Debbi saw the sisters witnessing this and told them to go get their parents, and when they arrived, the mother was overwrought while the father got down on his knees, talking to the boy while Danny worked on him.
Finally the fire department showed up, got the child in a sitting position and then got him standing and he began expelling water all over the pool deck. They covered him with towels, loaded him into an ambulance and took him to Children’s Hospital in Birmingham.
Danny took a seat poolside when the paramedics first arrived and let them do their job. “I felt a little shaky – maybe it was just an adrenalin rush, I don’t know. I didn’t have time to think or be nervous,” he said. “I just went into action and was focused on the task at hand. It was what I had been trained to do. All I know is that something told me to go to the pool – perhaps it was divine intervention.”
The hotel manager asked Danny to prepare a written statement about what happened and asked for his room number. Hours later when they returned from the wedding festivities, they found a thank you letter from the hotel manager, who also informed them that their stay would be free of charge.
Word spread through the five-story hotel and the couple said that complete strangers were coming up to them, thanking them for their heroic deed saving the child’s life.
Danny said humbly, “I did what anyone would have done; I tried to help. I just happened to be the right person who happened to be in the right place at the right time. I had just been sitting there playing a game on my phone, and something told me to go to the pool. I’m sure it was a higher power that made me stand up and move.”
Having been a first responder for 20 years, Danny says it is a thankless job. “If someone thanks you, that’s great; and if they don’t, that’s fine too. You don’t do that type of thing for accolades or recognition; you just do it because it’s ‘in you’, and you’re doing something you feel called to do,” he added.
They checked later at the front desk to inquire about the boy and were told that he would probably be observed for a night or two in the hospital, but they did not think there was any brain damage and that he would likely fully recover.
This incident was the most serious drama during their trip. However, there was more! Apparently there was a slight miscommunication between the wedding planner, the caterer and the reception site …. and someone had forgotten the dinnerware and utensils. Once again, Danny went on a rescue mission, shopping hurriedly to find clear plates and silverware!
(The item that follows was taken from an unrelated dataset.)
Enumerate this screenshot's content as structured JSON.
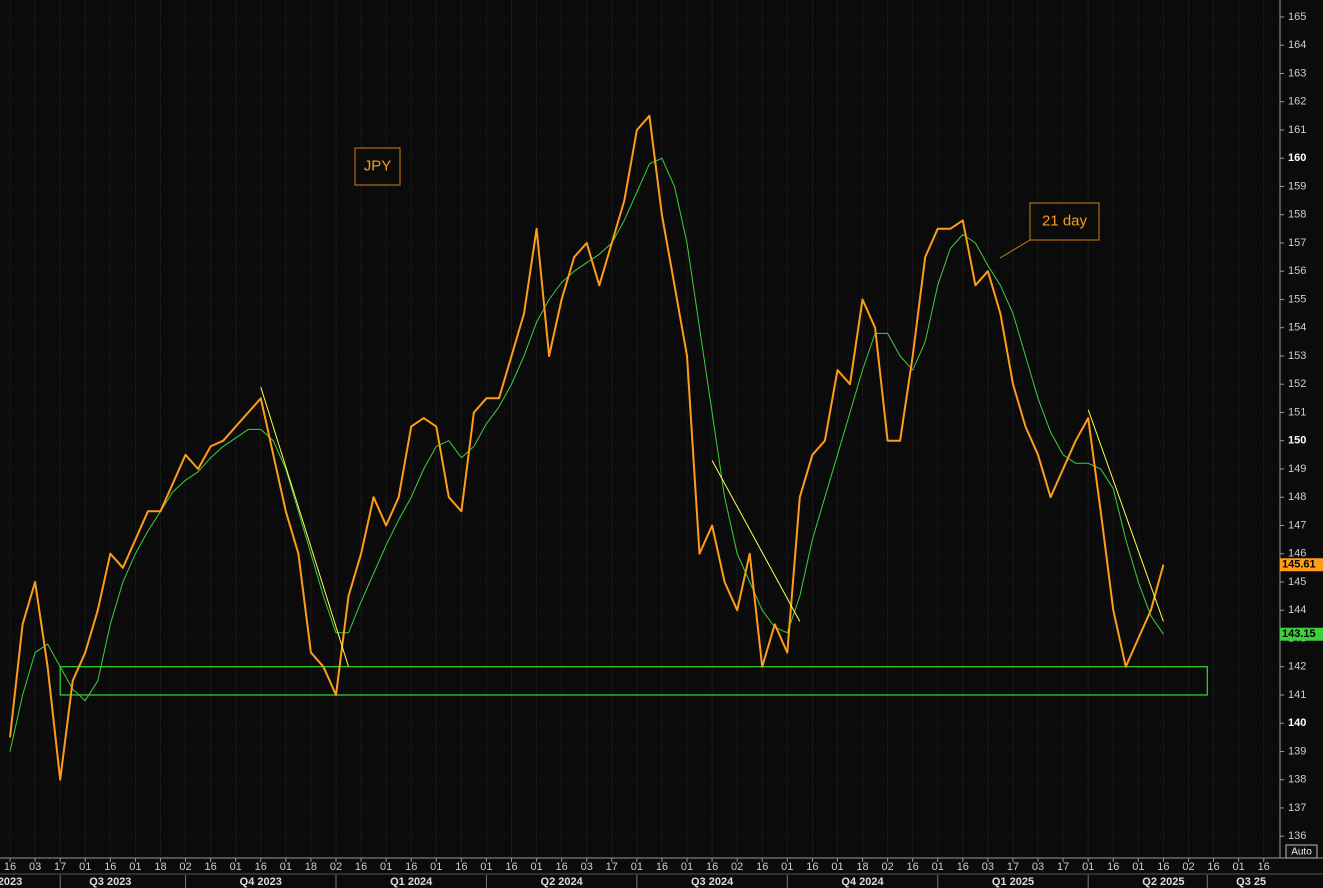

Oh, and, the caterer left only half the food so several tables weren’t going to eat! This is when the bride’s mother and step-father took off in different directions to bring extra food in from a nearby Popeye’s!
“It ended well, though,” Danny said calmly. “We saw a lot of beautiful sights, the happy couple got married, we had a good time, and returned home safely.”
On a more serious note, however, Danny commented that there is a lesson to be learned here. “I don’t care if it is an ocean or a pond or a bathtub – don’t EVER let a child be alone near the water! And secondly, EVERYONE should know how to do CPR! It is not a difficult thing to learn to do and you don’t have to be a paramedic or an EMT. Once you know how to do it, it just kicks in when you’re needed, and it saves a lot of lives.”